EL HUNDIMIENTO DE LA 'FAMIGLIA' SÁNCHEZ.
Dice Elma Saiz, portavoz del Gobierno, que esta condena de David Sánchez alias ‘Azagra’ es consecuencia de la denuncia de un sindicato fascista y quizás golpista.
Miente la buena señora, pues fue Podemos, en 2017, quien levantó la voz en Extremadura ante el nepotazo que se venía venir. La sentencia de la Audiencia Provincial de Badajoz es clara y concisa: ese puesto fantasma de las Artes Escénicas ni era necesario, ni urgente, estaba vacío de contenido, se otorgó sin concurso y se diseñó a la medida del beneficiado.

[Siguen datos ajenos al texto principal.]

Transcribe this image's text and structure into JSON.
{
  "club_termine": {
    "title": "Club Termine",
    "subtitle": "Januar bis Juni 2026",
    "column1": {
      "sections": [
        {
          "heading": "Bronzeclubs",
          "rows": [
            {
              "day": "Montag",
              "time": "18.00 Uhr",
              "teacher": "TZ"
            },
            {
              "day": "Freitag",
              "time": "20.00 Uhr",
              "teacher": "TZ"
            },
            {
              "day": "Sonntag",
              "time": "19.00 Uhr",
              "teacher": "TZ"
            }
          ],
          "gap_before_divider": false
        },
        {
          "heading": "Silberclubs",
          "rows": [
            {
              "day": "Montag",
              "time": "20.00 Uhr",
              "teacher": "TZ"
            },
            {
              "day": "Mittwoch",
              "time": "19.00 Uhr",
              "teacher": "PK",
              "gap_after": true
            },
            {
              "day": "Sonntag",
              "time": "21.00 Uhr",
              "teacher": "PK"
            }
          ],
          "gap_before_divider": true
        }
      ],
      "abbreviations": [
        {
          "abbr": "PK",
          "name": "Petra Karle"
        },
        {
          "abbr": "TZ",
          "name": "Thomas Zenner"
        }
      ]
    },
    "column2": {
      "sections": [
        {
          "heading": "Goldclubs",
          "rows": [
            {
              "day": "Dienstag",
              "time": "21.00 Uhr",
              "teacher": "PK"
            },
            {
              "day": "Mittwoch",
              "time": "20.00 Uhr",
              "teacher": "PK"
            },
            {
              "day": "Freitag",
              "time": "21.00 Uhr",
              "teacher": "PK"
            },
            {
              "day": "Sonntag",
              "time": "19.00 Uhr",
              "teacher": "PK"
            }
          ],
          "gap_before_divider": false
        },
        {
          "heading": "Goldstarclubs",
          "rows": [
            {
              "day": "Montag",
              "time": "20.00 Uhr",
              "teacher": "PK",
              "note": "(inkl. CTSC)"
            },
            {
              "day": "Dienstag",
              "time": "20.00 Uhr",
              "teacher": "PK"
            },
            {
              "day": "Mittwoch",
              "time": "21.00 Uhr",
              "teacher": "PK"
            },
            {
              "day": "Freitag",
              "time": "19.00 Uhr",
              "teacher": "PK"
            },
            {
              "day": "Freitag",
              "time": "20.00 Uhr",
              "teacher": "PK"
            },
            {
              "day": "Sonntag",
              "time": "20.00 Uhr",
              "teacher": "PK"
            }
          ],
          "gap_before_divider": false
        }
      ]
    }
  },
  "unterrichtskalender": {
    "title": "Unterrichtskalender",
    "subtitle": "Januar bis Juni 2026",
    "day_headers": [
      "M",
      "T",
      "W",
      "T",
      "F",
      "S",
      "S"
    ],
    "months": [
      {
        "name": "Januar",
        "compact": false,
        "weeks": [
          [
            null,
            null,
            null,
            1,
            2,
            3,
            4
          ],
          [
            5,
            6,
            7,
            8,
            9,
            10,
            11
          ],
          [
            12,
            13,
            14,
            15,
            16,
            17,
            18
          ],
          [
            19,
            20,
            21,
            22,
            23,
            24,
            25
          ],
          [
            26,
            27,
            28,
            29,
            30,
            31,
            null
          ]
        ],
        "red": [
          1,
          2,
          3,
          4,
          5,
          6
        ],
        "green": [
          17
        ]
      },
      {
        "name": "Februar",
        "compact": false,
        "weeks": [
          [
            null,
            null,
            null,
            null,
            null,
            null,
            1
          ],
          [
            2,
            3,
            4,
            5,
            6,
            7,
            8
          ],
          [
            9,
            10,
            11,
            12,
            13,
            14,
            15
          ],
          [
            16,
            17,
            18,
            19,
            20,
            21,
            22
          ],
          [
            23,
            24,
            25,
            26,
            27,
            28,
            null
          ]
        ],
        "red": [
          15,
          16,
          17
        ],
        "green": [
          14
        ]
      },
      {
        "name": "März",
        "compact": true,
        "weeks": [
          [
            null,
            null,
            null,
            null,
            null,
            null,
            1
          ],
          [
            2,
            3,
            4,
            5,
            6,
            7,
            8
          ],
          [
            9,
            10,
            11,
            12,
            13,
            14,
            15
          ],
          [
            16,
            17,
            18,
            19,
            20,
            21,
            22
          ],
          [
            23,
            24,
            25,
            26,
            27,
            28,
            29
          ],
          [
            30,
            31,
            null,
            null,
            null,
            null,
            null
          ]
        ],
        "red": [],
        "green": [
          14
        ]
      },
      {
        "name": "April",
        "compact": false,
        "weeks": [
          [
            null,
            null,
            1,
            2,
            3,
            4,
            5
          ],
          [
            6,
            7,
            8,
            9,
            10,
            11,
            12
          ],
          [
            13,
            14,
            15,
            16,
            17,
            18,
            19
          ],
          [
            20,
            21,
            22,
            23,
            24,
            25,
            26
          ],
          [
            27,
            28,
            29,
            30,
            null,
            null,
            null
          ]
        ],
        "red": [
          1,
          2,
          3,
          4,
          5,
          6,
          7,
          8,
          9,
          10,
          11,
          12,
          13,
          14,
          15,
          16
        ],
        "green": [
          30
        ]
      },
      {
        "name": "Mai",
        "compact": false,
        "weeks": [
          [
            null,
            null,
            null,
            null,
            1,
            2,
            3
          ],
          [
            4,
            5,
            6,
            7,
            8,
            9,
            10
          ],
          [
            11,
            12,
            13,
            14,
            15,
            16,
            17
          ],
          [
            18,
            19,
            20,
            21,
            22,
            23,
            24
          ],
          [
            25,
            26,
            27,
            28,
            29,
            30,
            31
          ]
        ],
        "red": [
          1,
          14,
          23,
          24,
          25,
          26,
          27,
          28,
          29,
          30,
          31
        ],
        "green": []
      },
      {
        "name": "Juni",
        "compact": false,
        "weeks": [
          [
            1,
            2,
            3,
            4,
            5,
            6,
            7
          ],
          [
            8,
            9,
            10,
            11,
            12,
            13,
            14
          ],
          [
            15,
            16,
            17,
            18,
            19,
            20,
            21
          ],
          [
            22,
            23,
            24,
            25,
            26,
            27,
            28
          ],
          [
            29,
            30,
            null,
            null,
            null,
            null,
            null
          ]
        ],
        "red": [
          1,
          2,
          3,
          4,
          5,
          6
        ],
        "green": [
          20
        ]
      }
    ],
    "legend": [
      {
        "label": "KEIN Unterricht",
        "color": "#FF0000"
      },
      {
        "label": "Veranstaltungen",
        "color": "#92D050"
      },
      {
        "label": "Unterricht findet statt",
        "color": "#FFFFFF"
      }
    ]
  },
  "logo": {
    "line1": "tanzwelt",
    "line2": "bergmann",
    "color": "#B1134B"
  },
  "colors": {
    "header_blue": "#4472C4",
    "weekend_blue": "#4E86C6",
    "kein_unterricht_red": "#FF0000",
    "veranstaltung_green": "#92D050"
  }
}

Que, por cierto, ni siquiera lo ocupó. Nunca fue a trabajar, pues apenas conocía el lugar en el que se emplazaba su despacho. Residía fiscalmente en Elba (Portugal), donde jamás vivió. Se refugiaba en La Moncloa, donde aparcaba la furgo y se pasaba las horas aporreando el piano, según comentaban los pobres funcionarios de la casa. Ni oficio, ni beneficio, ni asistencia al centro de trabajo, ni resultados.
Un jeta. Nueve años de inhabilitación que le cierran las puertas a un empleo público. ¿Dónde lo colocará su hermano? ¿En Telefónica? ¿En Correos?
Honor y gloria a la juez Biedma, objeto de todo tipo de agresiones, acoso, insultos y persecuciones por parte de la cloaca de Cerdán y Leire, ambos carne de condena. Y leve reproche a los jueces que siguen reaccionando con melifluos lamentos frente a las arremetidas del poder, cada día más agresivo conforme avanzan las causas en torno a la figura del número ONE.